I swam that day. No floating. I gave in and let him sit perched on my vinyl dream, staring at me.

Yesterday I woke up to a sea of tadpoles, splashing, swimming, playing follow the leader, dip and dive, "Look, Ma, Look!" in my little round river.....


Squatter's rights.....

Sunday, July 06, 2008

Pixies for peace

His little fingers open and close, the tissue paper soft wings of a newborn butterfly resting for just a moment, on the knotty limbs of an oak tree. He traces my veins and wrinkles, smiles, and holds on tight. Sighs and closes his eyes. For just a moment, I close mine, too. And I pray I'll live long enough, laugh often enough, to become a hundred year old pixie in his memories.



I'm standing at the ocean wall. And I feel her. Rising up in my heart. Hear her. See her. I spin around and know they feel her, too. Nana. She's at the bar playing Cahoot's with strangers. She's in patent leather knee high boots dancing with her new best friends. She has little lady fingernail shells stuffed in her yellow pocketbook. Magic potions in her carpetbag. She tossles my hair, runs her finger down my sunburnt nose, and throws her head back. Laughs and shoos me off...."Have fun, be free, little ones..."

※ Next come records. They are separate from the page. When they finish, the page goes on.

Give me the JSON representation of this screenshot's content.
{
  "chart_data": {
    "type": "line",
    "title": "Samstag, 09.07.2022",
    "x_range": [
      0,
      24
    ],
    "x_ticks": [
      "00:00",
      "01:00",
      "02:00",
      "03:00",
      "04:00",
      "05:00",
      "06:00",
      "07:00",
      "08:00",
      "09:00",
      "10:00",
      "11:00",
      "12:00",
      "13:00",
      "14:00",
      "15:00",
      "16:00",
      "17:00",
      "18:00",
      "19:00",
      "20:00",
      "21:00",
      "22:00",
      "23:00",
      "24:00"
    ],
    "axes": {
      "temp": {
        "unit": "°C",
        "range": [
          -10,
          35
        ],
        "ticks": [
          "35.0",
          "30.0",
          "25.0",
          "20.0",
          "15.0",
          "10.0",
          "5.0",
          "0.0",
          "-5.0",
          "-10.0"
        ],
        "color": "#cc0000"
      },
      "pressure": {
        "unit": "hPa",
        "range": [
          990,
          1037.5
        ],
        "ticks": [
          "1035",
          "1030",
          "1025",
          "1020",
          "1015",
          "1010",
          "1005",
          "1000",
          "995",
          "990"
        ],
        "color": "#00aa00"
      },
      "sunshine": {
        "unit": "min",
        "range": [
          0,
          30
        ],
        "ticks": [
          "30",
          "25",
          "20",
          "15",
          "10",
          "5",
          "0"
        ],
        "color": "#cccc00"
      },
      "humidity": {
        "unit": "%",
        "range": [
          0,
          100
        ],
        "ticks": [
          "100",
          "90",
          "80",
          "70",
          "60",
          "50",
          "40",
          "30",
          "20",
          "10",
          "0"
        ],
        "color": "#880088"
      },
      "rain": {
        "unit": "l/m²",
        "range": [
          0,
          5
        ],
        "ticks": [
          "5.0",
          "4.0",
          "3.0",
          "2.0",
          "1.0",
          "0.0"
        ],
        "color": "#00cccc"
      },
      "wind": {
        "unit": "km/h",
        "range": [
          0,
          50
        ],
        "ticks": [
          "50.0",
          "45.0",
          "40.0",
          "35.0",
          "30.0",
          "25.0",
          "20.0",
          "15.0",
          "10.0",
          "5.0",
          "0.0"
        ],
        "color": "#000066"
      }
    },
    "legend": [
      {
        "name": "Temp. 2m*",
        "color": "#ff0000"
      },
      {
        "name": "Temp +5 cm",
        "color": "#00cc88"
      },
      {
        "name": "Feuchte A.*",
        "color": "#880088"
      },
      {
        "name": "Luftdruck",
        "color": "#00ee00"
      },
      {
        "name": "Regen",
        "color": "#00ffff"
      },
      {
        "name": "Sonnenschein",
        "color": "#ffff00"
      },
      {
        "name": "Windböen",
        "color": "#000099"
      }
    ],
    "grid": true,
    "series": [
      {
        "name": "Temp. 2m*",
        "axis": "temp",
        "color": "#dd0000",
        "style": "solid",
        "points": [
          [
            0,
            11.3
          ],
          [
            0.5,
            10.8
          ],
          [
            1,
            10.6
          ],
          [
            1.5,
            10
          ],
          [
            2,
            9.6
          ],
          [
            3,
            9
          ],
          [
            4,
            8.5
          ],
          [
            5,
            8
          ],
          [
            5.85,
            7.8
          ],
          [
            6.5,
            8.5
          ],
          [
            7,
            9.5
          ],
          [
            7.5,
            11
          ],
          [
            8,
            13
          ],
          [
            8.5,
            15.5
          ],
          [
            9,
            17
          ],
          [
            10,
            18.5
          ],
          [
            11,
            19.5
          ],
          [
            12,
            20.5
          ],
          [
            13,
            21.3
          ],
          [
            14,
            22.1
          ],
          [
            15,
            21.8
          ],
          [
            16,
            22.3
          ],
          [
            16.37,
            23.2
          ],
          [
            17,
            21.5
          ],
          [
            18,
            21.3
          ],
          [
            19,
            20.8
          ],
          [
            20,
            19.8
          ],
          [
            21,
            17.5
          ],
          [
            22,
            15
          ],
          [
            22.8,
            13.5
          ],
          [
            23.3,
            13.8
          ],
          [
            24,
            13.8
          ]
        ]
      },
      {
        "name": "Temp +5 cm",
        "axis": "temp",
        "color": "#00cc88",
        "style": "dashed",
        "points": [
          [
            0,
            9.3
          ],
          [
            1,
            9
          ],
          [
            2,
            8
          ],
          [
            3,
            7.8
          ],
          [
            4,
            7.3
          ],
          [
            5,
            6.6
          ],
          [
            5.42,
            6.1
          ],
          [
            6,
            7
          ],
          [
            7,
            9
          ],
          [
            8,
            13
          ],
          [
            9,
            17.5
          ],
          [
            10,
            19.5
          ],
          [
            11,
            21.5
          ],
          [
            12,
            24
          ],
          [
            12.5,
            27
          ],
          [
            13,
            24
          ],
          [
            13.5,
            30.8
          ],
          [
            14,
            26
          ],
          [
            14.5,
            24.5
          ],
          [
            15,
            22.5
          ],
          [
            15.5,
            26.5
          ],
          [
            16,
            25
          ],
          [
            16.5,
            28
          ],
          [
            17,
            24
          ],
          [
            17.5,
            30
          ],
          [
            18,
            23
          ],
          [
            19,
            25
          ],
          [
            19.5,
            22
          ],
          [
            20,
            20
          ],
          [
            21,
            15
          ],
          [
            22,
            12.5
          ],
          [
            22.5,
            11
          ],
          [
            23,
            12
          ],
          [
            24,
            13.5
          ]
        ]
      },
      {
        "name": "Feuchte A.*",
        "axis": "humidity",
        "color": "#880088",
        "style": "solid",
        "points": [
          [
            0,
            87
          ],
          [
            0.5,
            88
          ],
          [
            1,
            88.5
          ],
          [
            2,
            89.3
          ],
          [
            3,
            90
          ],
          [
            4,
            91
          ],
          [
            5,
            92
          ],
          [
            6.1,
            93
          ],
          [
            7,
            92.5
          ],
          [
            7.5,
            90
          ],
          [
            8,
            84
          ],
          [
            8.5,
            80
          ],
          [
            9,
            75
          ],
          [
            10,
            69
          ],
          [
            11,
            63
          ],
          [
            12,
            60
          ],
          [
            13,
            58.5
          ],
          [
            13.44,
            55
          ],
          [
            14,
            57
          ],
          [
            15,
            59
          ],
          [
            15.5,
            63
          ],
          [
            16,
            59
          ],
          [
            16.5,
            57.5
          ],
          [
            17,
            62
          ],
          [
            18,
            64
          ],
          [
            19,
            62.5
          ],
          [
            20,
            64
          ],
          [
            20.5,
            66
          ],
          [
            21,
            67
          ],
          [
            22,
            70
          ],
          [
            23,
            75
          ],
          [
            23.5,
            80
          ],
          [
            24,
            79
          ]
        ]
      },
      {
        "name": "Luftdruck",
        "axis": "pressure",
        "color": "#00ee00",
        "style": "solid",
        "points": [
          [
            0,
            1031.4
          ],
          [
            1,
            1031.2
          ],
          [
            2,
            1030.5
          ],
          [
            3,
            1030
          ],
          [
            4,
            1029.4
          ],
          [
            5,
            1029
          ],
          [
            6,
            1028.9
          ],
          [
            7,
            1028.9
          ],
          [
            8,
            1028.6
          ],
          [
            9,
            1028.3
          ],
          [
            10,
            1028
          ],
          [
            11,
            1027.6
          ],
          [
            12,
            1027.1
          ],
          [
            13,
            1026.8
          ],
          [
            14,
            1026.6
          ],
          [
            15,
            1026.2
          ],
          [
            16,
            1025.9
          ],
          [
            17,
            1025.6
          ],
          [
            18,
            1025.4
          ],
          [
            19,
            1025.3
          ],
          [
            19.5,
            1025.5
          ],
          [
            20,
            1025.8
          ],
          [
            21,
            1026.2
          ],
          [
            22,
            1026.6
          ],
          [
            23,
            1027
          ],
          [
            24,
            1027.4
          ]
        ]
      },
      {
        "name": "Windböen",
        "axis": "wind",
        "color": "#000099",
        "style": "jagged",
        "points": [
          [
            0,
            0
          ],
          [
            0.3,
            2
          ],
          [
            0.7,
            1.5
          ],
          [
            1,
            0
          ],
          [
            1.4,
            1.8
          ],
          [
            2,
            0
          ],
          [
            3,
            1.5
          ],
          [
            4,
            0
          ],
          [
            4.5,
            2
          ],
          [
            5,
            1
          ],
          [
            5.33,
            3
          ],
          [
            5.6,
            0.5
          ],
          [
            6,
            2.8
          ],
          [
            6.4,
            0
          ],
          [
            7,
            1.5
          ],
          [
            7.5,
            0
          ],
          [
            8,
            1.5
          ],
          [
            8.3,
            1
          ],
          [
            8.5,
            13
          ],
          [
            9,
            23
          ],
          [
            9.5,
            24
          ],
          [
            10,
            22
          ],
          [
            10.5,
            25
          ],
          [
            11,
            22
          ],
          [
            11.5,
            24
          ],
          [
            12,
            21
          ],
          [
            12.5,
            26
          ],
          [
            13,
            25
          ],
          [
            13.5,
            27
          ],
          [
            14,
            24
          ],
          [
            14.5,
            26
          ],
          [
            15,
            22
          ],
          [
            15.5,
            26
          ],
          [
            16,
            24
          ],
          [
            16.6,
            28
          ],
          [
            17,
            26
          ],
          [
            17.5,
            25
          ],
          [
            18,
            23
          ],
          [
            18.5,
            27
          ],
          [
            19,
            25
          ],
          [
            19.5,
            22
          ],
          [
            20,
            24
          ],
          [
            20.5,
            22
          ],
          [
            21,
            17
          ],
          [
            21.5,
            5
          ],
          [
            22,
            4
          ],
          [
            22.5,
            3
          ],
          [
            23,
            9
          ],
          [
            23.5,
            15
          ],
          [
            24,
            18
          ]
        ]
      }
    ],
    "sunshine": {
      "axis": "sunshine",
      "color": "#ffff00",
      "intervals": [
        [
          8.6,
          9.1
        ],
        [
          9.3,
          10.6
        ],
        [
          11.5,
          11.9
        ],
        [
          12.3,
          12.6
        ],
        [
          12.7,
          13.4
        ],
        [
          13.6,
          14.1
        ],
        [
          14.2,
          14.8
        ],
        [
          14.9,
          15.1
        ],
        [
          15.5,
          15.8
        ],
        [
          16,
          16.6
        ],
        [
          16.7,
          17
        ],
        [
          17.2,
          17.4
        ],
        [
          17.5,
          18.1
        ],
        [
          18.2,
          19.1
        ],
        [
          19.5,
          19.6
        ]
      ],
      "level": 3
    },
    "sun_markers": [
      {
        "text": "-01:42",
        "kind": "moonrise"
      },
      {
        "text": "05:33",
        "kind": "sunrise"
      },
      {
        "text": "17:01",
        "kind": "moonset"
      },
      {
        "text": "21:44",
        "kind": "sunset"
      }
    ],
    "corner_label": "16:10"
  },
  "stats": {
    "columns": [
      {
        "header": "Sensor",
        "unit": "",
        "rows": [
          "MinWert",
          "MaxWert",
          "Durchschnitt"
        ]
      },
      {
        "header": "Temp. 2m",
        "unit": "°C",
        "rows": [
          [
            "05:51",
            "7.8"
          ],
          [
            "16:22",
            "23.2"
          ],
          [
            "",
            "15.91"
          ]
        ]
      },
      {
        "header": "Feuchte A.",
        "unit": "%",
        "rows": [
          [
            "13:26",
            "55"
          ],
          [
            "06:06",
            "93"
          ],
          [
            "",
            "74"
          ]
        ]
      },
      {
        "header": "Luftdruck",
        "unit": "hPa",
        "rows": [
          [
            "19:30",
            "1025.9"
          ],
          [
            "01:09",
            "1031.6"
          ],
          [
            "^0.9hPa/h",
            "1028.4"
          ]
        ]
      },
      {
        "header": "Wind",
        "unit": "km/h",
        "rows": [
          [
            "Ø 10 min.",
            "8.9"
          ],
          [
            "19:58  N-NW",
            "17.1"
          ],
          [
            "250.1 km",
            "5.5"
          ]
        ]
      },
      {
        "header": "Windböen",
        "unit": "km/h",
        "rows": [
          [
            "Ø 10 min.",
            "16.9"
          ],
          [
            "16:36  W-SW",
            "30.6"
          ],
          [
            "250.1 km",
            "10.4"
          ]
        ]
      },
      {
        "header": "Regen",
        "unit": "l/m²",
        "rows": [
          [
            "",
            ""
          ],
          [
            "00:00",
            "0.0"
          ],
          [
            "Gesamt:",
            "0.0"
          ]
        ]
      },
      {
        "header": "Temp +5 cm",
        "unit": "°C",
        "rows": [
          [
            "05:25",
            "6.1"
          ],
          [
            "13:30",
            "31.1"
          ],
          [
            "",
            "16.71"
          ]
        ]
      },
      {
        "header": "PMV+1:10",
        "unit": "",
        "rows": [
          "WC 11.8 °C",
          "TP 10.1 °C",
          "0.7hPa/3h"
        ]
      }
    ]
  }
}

Her face is scribbled. A thousand wrinkles swimming in every direction. Blonde hair piled on her head in banana curls. She's beautiful. The band drags their cords and amps, speakers, guitars, drums across the deck. "Testing one, two, three, testing".....and then she's gone. We're on our own. The man across the bar, with the Bon Jovi hair, rises and walks toward us. Giant fuscia hibiscus blooms in his hands. "For the flower children" he smiles....



And I look up at the sky and thank her.